As we trust God to transform us and make us upright, holy and honest, we learn that God also trusts our hearts and the honest efforts behind the things we do to please God.
This is the kind of integrity we are called to walk in. We are not, by any means, called to be perfect. No. In fact, it’s much more lovely than that. We are called to bring all of ourselves before the throne of God.
We bring the best of ourselves, infused with that divine spark of the spirit of God within us; we bring the worst of our humanity: those fears we can’t let go of, those past wounds that still bleed, those mistakes for which we can’t forgive ourselves.
We bring it all to the throne of God, and God graciously takes it as a precious offering: an offering born of integrity; and then, God transforms each of our offerings into beautiful pieces of a larger story- each one important, each one serving a specific purpose.
And then, our stories, our individual pieces of God’s love story are woven together into a striking tapestry of grace and blessing.
Having the courage to tell our stories; to tell them honestly; to walk in integrity is God’s gift to us and our blessing to the family of faith.
When we become truth-tellers, we break down lines that divide us, release fears that consume us, and we discover that walking in integrity as a community, supporting each other and confessing to one another creates the kind of vulnerable honesty that lets us get out of our own way enough for God to work within us.
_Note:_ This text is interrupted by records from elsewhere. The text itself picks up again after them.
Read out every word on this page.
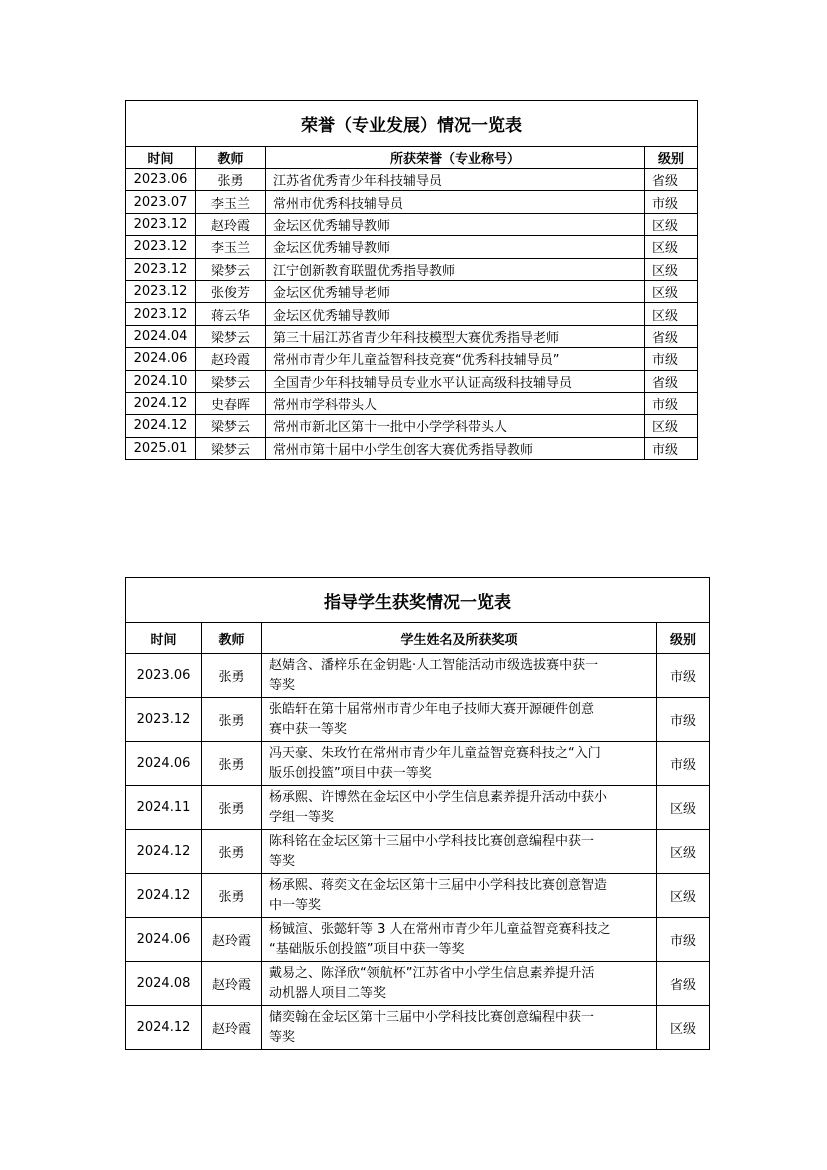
荣誉（专业发展）情况一览表			
时间	教师	所获荣誉（专业称号）	级别
2023.06	张勇	江苏省优秀青少年科技辅导员	省级
2023.07	李玉兰	常州市优秀科技辅导员	市级
2023.12	赵玲霞	金坛区优秀辅导教师	区级
2023.12	李玉兰	金坛区优秀辅导教师	区级
2023.12	梁梦云	江宁创新教育联盟优秀指导教师	区级
2023.12	张俊芳	金坛区优秀辅导老师	区级
2023.12	蒋云华	金坛区优秀辅导教师	区级
2024.04	梁梦云	第三十届江苏省青少年科技模型大赛优秀指导老师	省级
2024.06	赵玲霞	常州市青少年儿童益智科技竞赛“优秀科技辅导员”	市级
2024.10	梁梦云	全国青少年科技辅导员专业水平认证高级科技辅导员	省级
2024.12	史春晖	常州市学科带头人	市级
2024.12	梁梦云	常州市新北区第十一批中小学学科带头人	区级
2025.01	梁梦云	常州市第十届中小学生创客大赛优秀指导教师	市级
指导学生获奖情况一览表			
时间	教师	学生姓名及所获奖项	级别
2023.06	张勇	赵婧含、潘梓乐在金钥匙·人工智能活动市级选拔赛中获一
等奖	市级
2023.12	张勇	张皓轩在第十届常州市青少年电子技师大赛开源硬件创意
赛中获一等奖	市级
2024.06	张勇	冯天豪、朱玫竹在常州市青少年儿童益智竞赛科技之“入门
版乐创投篮”项目中获一等奖	市级
2024.11	张勇	杨承熙、许博然在金坛区中小学生信息素养提升活动中获小
学组一等奖	区级
2024.12	张勇	陈科铭在金坛区第十三届中小学科技比赛创意编程中获一
等奖	区级
2024.12	张勇	杨承熙、蒋奕文在金坛区第十三届中小学科技比赛创意智造
中一等奖	区级
2024.06	赵玲霞	杨铖渲、张懿轩等 3 人在常州市青少年儿童益智竞赛科技之
“基础版乐创投篮”项目中获一等奖	市级
2024.08	赵玲霞	戴易之、陈泽欣“领航杯”江苏省中小学生信息素养提升活
动机器人项目二等奖	省级
2024.12	赵玲霞	储奕翰在金坛区第十三届中小学科技比赛创意编程中获一
等奖	区级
One of the most meaningful representations of God’s work in us is the Lord’s Supper, when we celebrate God’s grace and the way that God makes us whole, complete, and undiminished in the presence of Jesus Christ.
The sharing of the Lord’s table is our act of thanksgiving and reflection as a faith community.
Together, we share bread and juice, body and blood that represent deepest love flowing from a merciful God to a broken people.
At the table of the Lord, we remember God’s epic love story, we remember our own individual stories, and in the act of sharing communion together, we write the church’s story every time we eat this bread; every time we drink this cup, proclaiming life from death, forgiveness from sin; proclaiming our integrity before God, because of Christ.
Our spirits soar with this good news and we join the writers of Psalms and Hebrews in their praise of God:
“We will proclaim the Lord’s name in the midst of the congregation; our feet stand on level ground, in the great congregation, we will bless the Lord.”
Today, we join with Christians all over the world: to bless the Lord, to remember God’s love for us, to respond to this love with obedient love to our Savior, our Lord.
Just as the writer of Psalm 26 invites God’s probing eye to examine the heart, we do the same as we prepare to share in this holy meal together.
With honesty, let’s lift our confessions to God in prayer, as we prepare our hearts to receive God’s completeness for us, as we commit our lives to walking in God’s redemption, with integrity.
We bless you today, as individuals, as a congregation, and as part of the larger body of believers; the symbolic body of Christ in the world.
We confess to you that at times, our integrity falters; our honesty wavers, our trust dwindles, cares of this life chip away at our wholeness and we become prone to despair and worry, looking to things outside of your love to fill us.
Forgive us, God, when we fail; have mercy on us when, in our humanity, we forget your grace as we become anxious with the cares of the world.
Forgive us of our sins, and open our hearts as we prepare to meet with you at the Lord’s table. Take our brokenness, and make us whole; make us living chapters of your story.
We give you deep thanks for this wondrous love, that Christ would lay aside his life for our souls. We come to your table, expectantly, longing to see your presence, to meet with your grace. We are confident that you make us upright and complete when we eat this bread, and when drink this cup.
Bless us, O God, as your beloved children throughout the world join in this communion.